35.3.3 The rx Structured Regexp Notation

As an alternative to the string-based syntax, Emacs provides the structured rx notation based on Lisp S-expressions. This notation is usually easier to read, write and maintain than regexp strings, and can be indented and commented freely. It requires a conversion into string form since that is what regexp functions expect, but that conversion typically takes place during byte-compilation rather than when the Lisp code using the regexp is run.

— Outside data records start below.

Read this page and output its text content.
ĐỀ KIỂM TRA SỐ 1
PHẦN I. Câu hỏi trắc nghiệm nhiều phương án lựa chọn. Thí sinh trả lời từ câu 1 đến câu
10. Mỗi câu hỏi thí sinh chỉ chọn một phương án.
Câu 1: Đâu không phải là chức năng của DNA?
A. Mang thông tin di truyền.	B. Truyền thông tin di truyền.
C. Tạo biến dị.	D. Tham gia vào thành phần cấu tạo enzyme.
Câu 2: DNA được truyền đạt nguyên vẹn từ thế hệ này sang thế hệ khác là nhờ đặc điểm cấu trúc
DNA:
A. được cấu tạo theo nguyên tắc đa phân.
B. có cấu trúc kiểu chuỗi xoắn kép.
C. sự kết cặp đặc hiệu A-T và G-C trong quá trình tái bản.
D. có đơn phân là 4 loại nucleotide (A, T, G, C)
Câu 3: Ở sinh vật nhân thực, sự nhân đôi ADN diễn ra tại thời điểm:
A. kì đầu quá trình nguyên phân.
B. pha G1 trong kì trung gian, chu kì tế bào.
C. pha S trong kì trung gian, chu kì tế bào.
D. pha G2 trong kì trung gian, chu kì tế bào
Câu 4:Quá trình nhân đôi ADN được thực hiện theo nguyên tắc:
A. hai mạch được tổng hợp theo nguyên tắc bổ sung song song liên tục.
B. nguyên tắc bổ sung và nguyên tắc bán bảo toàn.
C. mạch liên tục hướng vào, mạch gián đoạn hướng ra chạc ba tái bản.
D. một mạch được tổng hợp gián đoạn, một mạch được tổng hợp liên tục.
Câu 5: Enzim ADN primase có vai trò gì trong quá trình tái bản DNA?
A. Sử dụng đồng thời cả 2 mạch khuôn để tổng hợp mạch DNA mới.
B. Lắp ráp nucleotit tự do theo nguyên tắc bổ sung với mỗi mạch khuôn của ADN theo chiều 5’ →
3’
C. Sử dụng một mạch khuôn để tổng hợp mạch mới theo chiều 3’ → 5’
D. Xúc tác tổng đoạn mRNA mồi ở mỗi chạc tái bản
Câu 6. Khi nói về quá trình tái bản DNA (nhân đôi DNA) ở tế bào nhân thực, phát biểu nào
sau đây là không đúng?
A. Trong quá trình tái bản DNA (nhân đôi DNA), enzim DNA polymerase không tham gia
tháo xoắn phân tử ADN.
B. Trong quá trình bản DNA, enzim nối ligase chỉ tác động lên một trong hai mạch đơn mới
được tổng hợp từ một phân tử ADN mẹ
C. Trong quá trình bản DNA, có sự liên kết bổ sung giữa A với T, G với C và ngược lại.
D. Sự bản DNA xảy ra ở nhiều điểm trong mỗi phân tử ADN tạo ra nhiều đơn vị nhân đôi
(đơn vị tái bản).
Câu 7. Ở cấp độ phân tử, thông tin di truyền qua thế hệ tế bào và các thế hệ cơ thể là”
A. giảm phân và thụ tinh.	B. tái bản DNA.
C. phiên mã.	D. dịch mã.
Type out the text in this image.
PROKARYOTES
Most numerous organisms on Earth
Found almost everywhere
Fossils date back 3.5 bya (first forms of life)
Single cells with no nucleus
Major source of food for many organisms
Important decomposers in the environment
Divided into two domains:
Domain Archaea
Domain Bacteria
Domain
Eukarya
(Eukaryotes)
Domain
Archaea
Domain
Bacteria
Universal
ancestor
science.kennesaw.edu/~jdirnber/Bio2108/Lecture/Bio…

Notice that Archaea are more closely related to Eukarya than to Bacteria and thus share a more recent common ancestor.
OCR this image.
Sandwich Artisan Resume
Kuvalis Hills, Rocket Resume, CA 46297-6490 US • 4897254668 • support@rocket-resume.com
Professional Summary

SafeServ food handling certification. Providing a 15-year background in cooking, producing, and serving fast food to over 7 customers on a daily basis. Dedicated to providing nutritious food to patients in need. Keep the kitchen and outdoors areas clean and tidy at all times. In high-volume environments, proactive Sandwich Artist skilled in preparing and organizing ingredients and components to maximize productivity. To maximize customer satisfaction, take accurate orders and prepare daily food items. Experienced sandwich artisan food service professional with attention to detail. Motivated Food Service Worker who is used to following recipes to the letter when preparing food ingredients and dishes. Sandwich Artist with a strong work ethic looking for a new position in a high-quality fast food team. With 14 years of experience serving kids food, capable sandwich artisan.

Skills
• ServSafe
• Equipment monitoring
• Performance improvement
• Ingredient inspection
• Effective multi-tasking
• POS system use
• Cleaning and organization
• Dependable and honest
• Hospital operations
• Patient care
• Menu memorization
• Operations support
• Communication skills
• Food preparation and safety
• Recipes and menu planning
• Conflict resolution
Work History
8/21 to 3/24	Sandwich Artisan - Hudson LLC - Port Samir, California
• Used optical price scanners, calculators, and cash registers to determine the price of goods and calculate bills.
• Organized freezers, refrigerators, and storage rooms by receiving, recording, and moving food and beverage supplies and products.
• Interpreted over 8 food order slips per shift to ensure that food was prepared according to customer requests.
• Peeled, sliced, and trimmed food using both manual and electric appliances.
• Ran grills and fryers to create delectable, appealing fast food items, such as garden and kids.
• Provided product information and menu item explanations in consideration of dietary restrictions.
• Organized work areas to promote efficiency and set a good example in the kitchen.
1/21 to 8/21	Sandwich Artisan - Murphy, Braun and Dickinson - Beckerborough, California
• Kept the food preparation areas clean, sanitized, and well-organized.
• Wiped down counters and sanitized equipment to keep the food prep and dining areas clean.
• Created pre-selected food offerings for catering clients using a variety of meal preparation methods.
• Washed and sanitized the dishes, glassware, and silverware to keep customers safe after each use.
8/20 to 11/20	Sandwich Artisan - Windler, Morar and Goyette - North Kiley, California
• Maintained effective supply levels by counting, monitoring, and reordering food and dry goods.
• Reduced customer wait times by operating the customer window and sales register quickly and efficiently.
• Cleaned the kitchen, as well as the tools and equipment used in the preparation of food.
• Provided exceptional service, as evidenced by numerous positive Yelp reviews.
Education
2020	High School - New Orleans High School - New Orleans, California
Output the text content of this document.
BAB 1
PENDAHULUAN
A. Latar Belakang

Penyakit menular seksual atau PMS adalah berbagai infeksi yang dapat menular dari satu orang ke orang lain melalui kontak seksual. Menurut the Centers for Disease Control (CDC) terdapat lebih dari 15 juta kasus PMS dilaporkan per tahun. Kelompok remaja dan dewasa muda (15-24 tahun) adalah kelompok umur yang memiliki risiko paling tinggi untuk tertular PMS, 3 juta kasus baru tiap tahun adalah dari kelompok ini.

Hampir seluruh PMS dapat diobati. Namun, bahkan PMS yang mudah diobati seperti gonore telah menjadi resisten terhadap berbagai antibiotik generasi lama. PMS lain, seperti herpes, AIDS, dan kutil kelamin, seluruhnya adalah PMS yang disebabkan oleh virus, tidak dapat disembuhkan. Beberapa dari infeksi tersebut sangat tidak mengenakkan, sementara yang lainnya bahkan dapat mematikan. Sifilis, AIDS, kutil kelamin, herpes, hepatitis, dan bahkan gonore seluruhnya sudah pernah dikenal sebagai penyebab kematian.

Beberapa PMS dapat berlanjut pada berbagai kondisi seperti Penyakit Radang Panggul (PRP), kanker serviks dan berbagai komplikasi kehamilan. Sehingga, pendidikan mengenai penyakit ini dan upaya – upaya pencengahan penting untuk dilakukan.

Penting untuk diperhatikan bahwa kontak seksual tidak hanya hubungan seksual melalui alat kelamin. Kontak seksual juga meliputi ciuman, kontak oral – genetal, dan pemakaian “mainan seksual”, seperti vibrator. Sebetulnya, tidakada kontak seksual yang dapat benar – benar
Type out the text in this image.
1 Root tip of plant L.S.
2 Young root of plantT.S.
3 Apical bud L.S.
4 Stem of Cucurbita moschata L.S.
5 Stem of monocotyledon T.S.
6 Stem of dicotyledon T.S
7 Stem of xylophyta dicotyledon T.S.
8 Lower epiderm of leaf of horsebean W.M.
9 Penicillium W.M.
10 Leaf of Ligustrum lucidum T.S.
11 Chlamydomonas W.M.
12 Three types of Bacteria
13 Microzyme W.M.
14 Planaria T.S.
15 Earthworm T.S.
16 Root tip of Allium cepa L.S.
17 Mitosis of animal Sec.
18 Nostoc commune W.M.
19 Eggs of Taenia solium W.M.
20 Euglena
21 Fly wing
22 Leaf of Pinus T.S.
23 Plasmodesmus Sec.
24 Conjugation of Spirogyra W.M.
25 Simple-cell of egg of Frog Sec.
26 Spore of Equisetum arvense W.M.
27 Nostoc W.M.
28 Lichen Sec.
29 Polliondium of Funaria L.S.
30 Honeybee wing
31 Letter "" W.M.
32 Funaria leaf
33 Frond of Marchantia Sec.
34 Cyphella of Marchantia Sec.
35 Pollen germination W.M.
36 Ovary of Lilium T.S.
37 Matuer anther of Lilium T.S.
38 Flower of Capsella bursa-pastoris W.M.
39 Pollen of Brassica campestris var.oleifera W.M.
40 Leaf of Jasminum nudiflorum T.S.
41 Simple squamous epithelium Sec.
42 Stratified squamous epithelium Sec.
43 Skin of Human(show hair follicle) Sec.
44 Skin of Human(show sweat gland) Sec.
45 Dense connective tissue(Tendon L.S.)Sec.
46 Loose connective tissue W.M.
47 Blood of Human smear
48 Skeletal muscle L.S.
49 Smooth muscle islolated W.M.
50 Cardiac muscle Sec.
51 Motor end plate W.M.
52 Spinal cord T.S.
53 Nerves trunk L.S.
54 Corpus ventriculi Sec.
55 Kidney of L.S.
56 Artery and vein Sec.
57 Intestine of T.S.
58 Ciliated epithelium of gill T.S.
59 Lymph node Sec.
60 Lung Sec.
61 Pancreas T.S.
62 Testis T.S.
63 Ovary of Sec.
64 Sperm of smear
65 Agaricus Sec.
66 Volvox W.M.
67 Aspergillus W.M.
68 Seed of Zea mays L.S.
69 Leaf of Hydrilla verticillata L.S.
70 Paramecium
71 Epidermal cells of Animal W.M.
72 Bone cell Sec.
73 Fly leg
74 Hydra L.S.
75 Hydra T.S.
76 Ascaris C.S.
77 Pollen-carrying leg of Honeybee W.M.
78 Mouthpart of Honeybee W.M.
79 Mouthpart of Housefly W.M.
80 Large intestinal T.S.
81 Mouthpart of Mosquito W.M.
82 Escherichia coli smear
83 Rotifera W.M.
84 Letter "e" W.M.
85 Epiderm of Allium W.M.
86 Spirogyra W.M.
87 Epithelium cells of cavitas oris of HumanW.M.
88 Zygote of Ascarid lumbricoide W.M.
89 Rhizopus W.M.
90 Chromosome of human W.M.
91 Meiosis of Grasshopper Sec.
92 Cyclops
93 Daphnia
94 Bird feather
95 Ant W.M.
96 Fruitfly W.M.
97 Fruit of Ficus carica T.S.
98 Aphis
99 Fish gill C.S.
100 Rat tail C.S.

Here is an rx regexp29 that matches a block comment in the C programming language:

(rx "/*"                            ; Initial /*
    (zero-or-more
     (or (not "*")                  ;  Either non-*,
         (seq (one-or-more "*")     ;  or some * followed by
              (not (or "*" "/"))))) ;     neither * nor /
    (one-or-more "*")               ; At least one star,
    "/")                            ; and the final /

or, using shorter synonyms and written more compactly,

(rx "/*"
    (* (| (not "*")
          (: (+ "*") (not (in "*/")))))
    (+ "*") "/")

In conventional string syntax, it would be written

"/\\*\\(?:[^*]\\|\\*+[^*/]\\)*\\*+/"

The rx notation is mainly useful in Lisp code; it cannot be used in most interactive situations where a regexp is requested, such as when running query-replace-regexp or in variable customization.


Footnotes

(29)

It could be written much simpler with non-greedy operators (how?), but that would make the example less interesting.